Ese señalamiento coloca sobre Martínez Román una encomienda inmediata: demostrar que la agencia puede combinar sensibilidad social con rigor administrativo. En una dependencia que maneja fondos federales, contratos, proyectos de reconstrucción y programas para familias vulnerables, la buena intención no basta. El cumplimiento, la transparencia y la fiscalización son parte esencial del cargo.

Martínez Román llega además tras una transición provocada por la renuncia de Pérez Peña, quien salió de Vivienda en medio de controversias relacionadas con un centro de inspección que figuraba a su nombre. Primera Hora reseñó que la gobernadora confirmó su renuncia en marzo, efectiva el lunes siguiente. 

La Fortaleza había descrito a Martínez Román como un abogado con trayectoria en el servicio público y el sector legal, con preparación en Justicia Criminal por la Universidad Interamericana de Puerto Rico y Juris Doctor de la Universidad de Puerto Rico.

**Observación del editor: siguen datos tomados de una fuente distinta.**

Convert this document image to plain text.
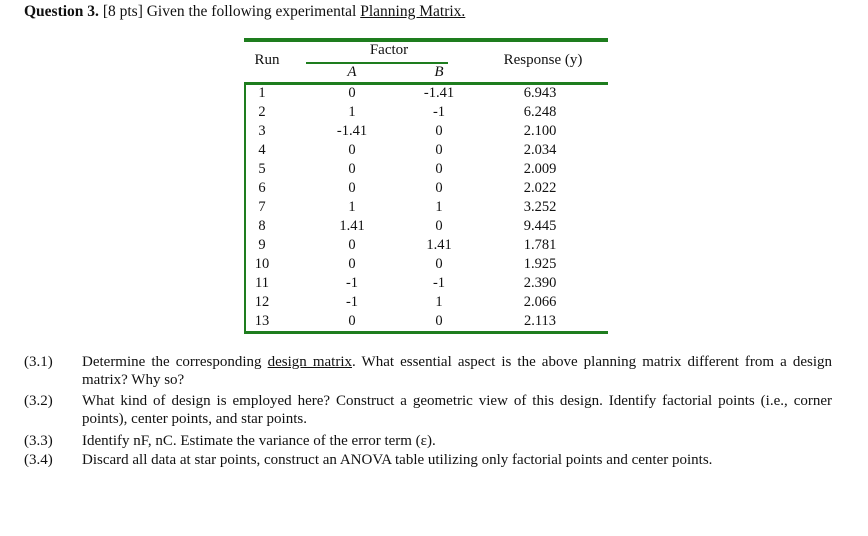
Question 3. [8 pts] Given the following experimental Planning Matrix.
Run
Factor
A	B
Response (y)
1	0	-1.41	6.943
2	1	-1	6.248
3	-1.41	0	2.100
4	0	0	2.034
5	0	0	2.009
6	0	0	2.022
7	1	1	3.252
8	1.41	0	9.445
9	0	1.41	1.781
10	0	0	1.925
11	-1	-1	2.390
12	-1	1	2.066
13	0	0	2.113
(3.1) Determine the corresponding design matrix. What essential aspect is the above planning matrix different from a design matrix? Why so?
(3.2) What kind of design is employed here? Construct a geometric view of this design. Identify factorial points (i.e., corner points), center points, and star points.
(3.3) Identify nF, nC. Estimate the variance of the error term (ε).
(3.4) Discard all data at star points, construct an ANOVA table utilizing only factorial points and center points.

Ahora, con el aval senatorial, el funcionario deja de ser una figura de transición para convertirse en el responsable político y administrativo de una agencia llamada a responder en varios frentes: acelerar la reconstrucción, proteger el uso correcto de fondos federales, atender la falta de vivienda asequible y coordinar con HUD en un momento de cambios regulatorios desde Washington.

Para la administración González Colón, la confirmación representa estabilidad en una agencia estratégica. Para el Senado, supone dar paso a un funcionario que tendrá que rendir cuentas sobre resultados concretos. Y para miles de familias que todavía esperan por una solución de vivienda, la expectativa será mucho más sencilla: menos excusas, más techos y procesos que finalmente funcionen.